The point was made that we live in a science and technology based society, yet Americans disrespect science to a large degree. This is an interesting point. We are actually a Christian Nation, according to some, and this conflict is at the heart of the discord.

I was left with the very strong feeling that science is in need of strong cultural leadership. Instead of our society requiring that office seekers be good christians, we need credible politicians … and movie stars and recording artists and other cultural icons … sticking their noses up at creationism and promoting the premise that of course, we do live in a science and technology based society so we should give more respect to the scientists and the theoretical and empirical knowledge they work with.

This was a real Minnesota Experience for me, coming from “out east.” At one point an anti-religion/pro-atheistic remark was made (by an audience member) and it drew applause.
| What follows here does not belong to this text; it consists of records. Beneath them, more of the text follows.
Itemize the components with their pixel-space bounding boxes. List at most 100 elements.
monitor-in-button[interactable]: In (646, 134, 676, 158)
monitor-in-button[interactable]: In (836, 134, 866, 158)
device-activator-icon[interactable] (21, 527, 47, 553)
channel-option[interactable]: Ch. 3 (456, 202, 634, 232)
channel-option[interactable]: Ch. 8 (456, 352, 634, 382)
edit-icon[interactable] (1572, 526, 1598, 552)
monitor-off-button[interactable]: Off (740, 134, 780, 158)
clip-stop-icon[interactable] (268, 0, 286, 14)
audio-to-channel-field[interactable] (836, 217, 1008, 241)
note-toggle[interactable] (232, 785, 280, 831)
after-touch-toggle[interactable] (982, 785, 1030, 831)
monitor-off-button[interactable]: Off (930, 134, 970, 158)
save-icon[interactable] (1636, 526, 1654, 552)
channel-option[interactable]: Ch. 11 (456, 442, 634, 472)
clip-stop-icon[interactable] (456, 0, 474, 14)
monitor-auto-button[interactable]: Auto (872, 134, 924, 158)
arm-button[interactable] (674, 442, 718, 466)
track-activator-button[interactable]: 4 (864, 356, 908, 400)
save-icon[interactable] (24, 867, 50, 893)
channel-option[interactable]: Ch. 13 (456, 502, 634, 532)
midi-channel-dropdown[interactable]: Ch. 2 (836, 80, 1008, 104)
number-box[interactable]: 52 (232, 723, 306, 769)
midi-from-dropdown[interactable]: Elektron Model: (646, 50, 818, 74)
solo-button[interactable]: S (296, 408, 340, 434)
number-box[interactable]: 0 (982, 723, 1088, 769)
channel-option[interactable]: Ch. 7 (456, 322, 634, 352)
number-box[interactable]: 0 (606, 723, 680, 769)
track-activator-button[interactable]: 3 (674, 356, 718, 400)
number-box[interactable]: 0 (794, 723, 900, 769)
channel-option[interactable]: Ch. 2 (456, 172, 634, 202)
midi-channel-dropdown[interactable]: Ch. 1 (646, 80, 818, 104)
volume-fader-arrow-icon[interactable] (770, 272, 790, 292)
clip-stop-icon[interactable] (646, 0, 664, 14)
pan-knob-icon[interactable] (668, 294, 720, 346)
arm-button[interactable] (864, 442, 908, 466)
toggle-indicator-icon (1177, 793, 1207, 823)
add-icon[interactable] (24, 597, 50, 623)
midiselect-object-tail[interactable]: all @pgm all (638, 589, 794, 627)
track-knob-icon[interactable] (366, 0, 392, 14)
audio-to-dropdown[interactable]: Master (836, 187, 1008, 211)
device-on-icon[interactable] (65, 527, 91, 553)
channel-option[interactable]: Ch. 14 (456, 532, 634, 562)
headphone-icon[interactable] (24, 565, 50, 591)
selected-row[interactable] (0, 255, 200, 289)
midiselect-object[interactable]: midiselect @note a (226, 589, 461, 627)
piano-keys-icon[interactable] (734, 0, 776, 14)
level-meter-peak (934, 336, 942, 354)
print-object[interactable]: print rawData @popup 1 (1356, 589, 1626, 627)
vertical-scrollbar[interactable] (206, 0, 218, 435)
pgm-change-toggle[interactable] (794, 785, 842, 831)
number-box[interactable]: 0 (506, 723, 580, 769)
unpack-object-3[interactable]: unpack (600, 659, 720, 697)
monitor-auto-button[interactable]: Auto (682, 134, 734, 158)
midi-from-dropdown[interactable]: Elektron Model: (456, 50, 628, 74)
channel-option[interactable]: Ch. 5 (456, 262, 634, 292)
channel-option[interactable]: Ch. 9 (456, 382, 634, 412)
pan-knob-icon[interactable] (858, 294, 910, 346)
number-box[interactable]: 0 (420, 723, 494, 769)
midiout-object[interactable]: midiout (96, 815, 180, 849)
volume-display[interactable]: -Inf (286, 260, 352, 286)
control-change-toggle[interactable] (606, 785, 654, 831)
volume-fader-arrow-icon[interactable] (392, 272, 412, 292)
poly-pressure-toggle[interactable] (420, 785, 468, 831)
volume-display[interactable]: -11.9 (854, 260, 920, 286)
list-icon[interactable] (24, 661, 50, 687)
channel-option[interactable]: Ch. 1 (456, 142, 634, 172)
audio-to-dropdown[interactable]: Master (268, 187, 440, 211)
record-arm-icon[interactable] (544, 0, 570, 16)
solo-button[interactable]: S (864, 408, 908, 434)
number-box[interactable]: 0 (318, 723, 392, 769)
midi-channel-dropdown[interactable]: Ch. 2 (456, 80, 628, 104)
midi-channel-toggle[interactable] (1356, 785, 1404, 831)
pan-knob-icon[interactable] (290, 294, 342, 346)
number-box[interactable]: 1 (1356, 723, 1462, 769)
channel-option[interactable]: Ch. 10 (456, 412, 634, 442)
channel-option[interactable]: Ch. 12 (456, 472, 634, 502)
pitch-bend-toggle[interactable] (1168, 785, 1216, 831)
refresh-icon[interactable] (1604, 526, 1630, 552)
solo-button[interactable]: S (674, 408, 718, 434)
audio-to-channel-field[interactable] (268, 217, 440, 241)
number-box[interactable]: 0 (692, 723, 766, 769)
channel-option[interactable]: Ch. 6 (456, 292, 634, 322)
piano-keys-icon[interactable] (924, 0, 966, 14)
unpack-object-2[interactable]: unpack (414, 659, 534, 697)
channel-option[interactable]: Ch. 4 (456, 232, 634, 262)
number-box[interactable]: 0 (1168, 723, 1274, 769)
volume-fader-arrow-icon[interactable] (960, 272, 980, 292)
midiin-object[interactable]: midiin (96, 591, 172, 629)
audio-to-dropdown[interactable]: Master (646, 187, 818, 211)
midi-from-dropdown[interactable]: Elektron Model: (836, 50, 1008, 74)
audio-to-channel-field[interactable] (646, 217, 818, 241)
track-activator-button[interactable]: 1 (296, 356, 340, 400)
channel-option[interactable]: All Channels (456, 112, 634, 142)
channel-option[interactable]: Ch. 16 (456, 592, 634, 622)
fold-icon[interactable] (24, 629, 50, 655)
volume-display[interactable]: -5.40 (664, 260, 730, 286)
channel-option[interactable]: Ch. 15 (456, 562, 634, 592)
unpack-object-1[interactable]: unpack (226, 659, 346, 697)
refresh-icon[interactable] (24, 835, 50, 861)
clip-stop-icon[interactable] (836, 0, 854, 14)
That, I get. And had this event happened in Cambridge Mass, that would have happened. But then, just at the end, what was supposed to be the “last question” turned into a rant against PZ Myers by someone who claimed to be “non religious” and who’s hero was none other than Darwin Himself, but who believed that anti-religious sentiment underlying at least part of the above mentioned spectrum was even more arrogant than Myers had claimed creationists to be. THAT also received applause. THAT would not have happened in Cambridge.

The moderators, feeling that this was a bad “last question” handed the mike to another person. Big mistake. She took the discussion down several notches, explaining (to her credit) that she as a christian still supported science and believed in evolution, but then she did not stop talking, and went on for a while about how she loved Jesus and how this discussion did nothing more than to make her closer to Jesus and so on and so on. More applause.

I don’t think anyone was converted, but thirsts were slaked. The audience wanted more, and more, I think, they shall have at upcoming Cafe Scientifques here and elsewhere. I ended the evening with a discussion with Gordon Murdock that included the idea of doing a Cafe Scientifique sort of format for High School and Grade school kids (same format, minus the beer). And I hope all three of these panelists will be available for that.